"All Cried Out"
By: Anja K.

DISCLAIMER: You've heard it all before- I don't own anything, Joss Weedon is god, yada yada yada. This is Cordy's point of view, and it's my first vignette, so please don't flame me! It's rated pg. 13, there are some swear words, but nothing too bad. See, I'm shutting up now! Oh, I absolutley crave fedback! And now the nice men in the white coats are dragging me away...


There comes a time in all our lives when we are faced with a decision that stands out from the rest, that marks the way our lives will go, and helps determine who the hell we really are. There was a period of time in my life, a long, long time ago, when I was a selfish, self absorbed bitch, that set my self-obsesed brain really thinking for the first time in my superficial life. There is one word, one single name, that, when heard, brings back that bitterweet time, the happiness that came after it, and the tragedy that followed. One single name, that represents the essence of me, and the homocidal way that I felt when he was so violently ripped from my life. Xander. There, even thinking it now, my eyes fill up with tears, and I start to cry.

Things still remind me of that fateful night that marked the end of high school, and, as I was later to find out, the end of the happiest time of my life. The dark night sky, the full silver moon, the feel of his arm around me... By that time, my decision had already been made. I had traded my social status, my popularity, for him, the lame nerd. The lame nerd that I loved with all my heart and that I never have found a replacement for. The vampire that jumped out of the bushes. Me standing there frozen . I was such a wuss then. I ran like a dog with it's tail beetween it's legs.

His body was never found. But the vampire's was, oh it was. After a year of training harder then Buffy, I found the monster. And I slowly tortured him, every second of inflicting the pain reprisenting every second of my pain. Somehow, word got out, and no vampire has since bothered me, or any of my friends. I didn't stake him, but left his holy water-mutilated body as a warning. I guess everyone was scared of me after that. I left, started a new life.

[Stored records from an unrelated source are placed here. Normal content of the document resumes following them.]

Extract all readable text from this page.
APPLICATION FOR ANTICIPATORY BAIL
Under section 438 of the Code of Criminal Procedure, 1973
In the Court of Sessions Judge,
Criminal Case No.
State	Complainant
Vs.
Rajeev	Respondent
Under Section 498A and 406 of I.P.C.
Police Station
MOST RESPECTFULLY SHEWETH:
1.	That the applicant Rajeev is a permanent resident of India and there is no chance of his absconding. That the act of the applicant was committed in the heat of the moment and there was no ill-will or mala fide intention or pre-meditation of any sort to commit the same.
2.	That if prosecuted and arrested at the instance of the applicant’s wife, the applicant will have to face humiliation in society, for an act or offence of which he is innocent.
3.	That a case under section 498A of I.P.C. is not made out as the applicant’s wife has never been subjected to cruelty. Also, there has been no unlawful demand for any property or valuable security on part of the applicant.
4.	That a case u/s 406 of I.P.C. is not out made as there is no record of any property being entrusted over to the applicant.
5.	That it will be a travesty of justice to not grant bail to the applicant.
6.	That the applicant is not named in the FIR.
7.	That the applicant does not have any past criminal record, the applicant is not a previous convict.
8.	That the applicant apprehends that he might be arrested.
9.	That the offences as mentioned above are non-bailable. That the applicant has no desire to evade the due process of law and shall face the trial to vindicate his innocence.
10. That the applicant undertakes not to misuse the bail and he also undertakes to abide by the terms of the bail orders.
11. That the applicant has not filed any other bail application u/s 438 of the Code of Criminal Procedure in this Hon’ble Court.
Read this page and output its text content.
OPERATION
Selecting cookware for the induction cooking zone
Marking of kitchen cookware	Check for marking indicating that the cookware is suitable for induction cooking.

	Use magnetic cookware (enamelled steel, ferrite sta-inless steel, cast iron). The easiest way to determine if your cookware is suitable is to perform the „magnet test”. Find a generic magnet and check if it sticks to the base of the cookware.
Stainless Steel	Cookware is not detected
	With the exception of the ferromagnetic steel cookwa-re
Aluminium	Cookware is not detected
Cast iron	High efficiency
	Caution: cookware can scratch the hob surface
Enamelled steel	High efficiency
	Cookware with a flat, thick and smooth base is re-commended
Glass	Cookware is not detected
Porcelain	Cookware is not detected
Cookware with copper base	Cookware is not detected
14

And now I am back. Back on the twentieth anniversary of when it happened. His memory will not leave me alone. I may be a goverment agent now, but inside me there is still that vulnerable girl that ran at the sight of the monster. And just the memory of him is enough to bring her out again. The memory of his sarcastic comments, of the hours of quality closet time... The vampire had ripped all that away, disbanded the slayarettes. We never joked again in the time of danger.

I hear something behind me, and as I turn around, I come face to face with him. Unchanged. A vampire. I drop my gun and whisper his name. He comes closer. Like I said before, there are decisions in our life that determine our destiny, and who we are, really. This is it. Even bigger then my first one. But it has allready been made for me, because this is a demon inside of Xander's body, not him. And I grab a stake, the one I had planned to dust the vampire with, but never did. I slay him, and he tuns to dust. Now, it is over. The pain is even stronger than before, but I can take it. The memory of him doesn't turn me into a sniveling wuss anymore. Now, it gives me power. Now, intead of being my greatest weakness, it is my biggest strenght as well. Power to be who I really am, and who I want to be. Cordelia Harris Chase. As walk out with my head high, the sunrise greets me and I smile, probably for the first time in twenty years. Cordelia Harris Chase. I am all cried out, now.